OAA and Scalability
Facilitator is single point of failure
Facilitator is bottleneck for communication
of Facilitator + peer-to-peer communication
Notes:
The OAA is currently a research prototype exploring techniques for enabling more flexible interactions among distributed components. As pointed out in this slide, there are certain limitations with respect to the scalability of the simple agent-client, facilitator-server pictures shown previously. Here are two possible strategies for retaining OAA’s flexibility while sidestepping some of the scalability issues:
1. First, an OAA Facilitator is an agent like another, so other network topologies of agent configurations can be constructed. One example (but not the only possibility) is a hierarchical construction, where a top level Facilitator manages collections of both client agents and other Facilitators. Facilitator agents could be installed for individual users, for a group of users, or as appropriate for the task.

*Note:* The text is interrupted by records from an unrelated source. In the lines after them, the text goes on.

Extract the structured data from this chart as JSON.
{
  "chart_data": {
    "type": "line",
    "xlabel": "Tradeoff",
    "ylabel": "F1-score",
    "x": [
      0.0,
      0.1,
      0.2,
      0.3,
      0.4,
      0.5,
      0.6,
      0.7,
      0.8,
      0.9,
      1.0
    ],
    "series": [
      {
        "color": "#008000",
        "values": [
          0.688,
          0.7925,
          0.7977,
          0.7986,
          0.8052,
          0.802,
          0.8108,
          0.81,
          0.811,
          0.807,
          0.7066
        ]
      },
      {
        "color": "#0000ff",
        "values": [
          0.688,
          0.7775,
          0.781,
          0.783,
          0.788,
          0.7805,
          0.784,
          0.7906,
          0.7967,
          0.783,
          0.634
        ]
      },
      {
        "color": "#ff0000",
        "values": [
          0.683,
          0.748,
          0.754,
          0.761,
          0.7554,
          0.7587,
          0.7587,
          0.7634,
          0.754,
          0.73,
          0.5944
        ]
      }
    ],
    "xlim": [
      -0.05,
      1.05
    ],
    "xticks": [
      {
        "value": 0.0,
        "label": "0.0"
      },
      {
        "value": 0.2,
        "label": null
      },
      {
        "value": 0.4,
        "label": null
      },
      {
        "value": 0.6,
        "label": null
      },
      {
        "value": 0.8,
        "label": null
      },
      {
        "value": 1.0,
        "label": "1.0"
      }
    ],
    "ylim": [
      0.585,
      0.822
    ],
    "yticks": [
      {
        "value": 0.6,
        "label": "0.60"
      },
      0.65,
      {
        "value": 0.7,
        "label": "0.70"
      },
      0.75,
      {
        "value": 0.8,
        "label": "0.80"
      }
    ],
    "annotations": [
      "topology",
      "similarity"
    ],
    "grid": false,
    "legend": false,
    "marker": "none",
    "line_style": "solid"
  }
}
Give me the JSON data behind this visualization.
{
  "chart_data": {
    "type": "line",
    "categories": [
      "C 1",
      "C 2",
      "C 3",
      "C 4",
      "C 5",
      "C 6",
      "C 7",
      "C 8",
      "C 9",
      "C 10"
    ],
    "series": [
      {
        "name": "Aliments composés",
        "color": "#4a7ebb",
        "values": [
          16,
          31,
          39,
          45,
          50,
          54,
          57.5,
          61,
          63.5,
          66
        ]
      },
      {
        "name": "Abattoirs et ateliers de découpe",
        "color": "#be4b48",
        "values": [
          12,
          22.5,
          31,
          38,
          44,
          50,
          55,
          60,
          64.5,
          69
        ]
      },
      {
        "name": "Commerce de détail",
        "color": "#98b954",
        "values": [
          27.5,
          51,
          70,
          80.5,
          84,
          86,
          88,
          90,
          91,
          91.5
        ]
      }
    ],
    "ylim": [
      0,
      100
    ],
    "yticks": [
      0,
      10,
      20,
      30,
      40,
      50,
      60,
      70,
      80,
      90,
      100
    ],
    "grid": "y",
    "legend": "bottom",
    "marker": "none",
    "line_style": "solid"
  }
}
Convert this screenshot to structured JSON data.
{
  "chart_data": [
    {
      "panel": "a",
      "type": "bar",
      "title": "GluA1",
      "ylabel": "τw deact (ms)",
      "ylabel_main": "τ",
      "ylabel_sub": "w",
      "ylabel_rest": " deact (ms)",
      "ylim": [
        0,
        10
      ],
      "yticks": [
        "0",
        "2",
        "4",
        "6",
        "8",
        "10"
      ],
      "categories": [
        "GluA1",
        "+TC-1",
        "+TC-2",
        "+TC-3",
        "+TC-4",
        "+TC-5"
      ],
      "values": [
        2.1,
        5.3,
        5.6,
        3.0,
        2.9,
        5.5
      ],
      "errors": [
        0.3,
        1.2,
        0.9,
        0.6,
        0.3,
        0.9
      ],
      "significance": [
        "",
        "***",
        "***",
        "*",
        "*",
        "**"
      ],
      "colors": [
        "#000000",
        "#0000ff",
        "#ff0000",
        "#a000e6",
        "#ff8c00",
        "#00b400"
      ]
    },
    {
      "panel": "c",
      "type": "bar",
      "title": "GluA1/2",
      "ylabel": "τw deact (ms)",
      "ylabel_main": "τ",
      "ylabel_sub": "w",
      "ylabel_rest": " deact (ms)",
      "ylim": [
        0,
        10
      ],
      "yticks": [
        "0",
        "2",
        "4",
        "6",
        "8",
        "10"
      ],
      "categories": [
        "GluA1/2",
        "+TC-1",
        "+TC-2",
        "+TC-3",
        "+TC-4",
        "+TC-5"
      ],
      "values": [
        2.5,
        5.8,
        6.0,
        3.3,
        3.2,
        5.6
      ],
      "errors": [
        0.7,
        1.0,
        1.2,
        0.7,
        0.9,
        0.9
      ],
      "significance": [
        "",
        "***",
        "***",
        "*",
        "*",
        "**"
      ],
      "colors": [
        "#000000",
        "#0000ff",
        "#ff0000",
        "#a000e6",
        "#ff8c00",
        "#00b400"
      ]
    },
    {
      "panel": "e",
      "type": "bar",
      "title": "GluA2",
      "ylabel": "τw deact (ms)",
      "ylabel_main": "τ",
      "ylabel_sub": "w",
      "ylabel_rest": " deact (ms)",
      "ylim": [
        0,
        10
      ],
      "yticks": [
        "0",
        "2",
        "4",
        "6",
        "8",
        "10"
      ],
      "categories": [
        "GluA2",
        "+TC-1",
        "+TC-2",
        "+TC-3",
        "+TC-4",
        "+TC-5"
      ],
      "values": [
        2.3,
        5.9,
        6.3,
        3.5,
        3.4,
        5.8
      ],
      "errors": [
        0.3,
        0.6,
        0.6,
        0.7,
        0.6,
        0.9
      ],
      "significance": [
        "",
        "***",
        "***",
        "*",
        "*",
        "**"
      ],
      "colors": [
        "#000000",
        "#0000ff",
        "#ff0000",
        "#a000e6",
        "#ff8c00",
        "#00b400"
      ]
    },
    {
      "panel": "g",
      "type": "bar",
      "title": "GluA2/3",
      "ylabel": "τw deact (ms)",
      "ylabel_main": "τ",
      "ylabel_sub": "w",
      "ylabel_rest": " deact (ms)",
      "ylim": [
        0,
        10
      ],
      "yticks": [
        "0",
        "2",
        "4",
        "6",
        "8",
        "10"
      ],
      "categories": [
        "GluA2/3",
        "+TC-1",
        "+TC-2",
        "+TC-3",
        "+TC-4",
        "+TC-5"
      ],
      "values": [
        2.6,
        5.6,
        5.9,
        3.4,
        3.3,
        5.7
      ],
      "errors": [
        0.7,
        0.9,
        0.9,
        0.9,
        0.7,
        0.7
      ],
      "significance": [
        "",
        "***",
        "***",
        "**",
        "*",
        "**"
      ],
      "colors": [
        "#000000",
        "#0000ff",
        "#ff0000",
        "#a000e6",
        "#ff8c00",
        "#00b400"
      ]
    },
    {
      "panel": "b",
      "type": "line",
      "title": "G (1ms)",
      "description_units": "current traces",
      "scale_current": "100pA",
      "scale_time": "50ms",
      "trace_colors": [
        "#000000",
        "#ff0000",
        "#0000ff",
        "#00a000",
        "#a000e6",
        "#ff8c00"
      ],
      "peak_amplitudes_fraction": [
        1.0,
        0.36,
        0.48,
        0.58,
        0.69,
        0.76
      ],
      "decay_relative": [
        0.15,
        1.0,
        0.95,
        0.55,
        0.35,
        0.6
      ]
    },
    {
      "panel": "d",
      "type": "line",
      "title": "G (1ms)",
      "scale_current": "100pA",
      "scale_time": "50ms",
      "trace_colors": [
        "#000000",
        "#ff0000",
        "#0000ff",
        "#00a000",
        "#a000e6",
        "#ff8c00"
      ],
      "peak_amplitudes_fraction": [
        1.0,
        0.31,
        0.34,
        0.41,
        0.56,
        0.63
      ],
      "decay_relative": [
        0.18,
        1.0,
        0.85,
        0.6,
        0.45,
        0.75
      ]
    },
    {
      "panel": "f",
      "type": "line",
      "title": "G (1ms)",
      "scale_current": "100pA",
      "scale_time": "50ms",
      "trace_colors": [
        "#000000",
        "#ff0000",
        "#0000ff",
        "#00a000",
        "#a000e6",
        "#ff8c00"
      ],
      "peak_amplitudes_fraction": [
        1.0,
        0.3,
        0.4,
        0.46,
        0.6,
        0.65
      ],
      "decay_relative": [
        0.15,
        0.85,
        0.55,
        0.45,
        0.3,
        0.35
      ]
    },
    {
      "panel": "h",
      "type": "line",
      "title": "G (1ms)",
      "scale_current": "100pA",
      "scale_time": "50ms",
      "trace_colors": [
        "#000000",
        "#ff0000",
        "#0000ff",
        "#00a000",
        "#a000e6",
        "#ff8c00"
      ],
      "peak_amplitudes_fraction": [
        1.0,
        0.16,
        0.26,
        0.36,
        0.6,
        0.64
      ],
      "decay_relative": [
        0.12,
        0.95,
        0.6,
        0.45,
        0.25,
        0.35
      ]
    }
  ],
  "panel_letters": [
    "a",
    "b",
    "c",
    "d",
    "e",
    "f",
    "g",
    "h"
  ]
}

2. A second approach is a bit more difficult to explain, but seems very promising. In the current version of OAA, a Facilitator agent, upon receiving a complex request, will break the request into pieces, discover which agents can participate in the resolution process, and then constructs an execution plan describing who, how and in what order the agents will interact to accomplish the overall goal. Once the plan is constructed, the Facilitator begins executing the plan, sending requests to agents in parallel, collecting and routing answers to other agents, etc. By separating these two phases (planning & execution), the planner and registry component can easily be replicated across many machines, and the execution state of a complex request, instead of the Facilitator storing this for all agent requests (e.g., single point of failure), can be distributed among many agents.
In addition, it is clear that techniques such as load-balancing, resource management, and dynamic configuration of agent locations and numbers could be naturally incorporated into the Facilitator, using any of the OAA topologies discussed.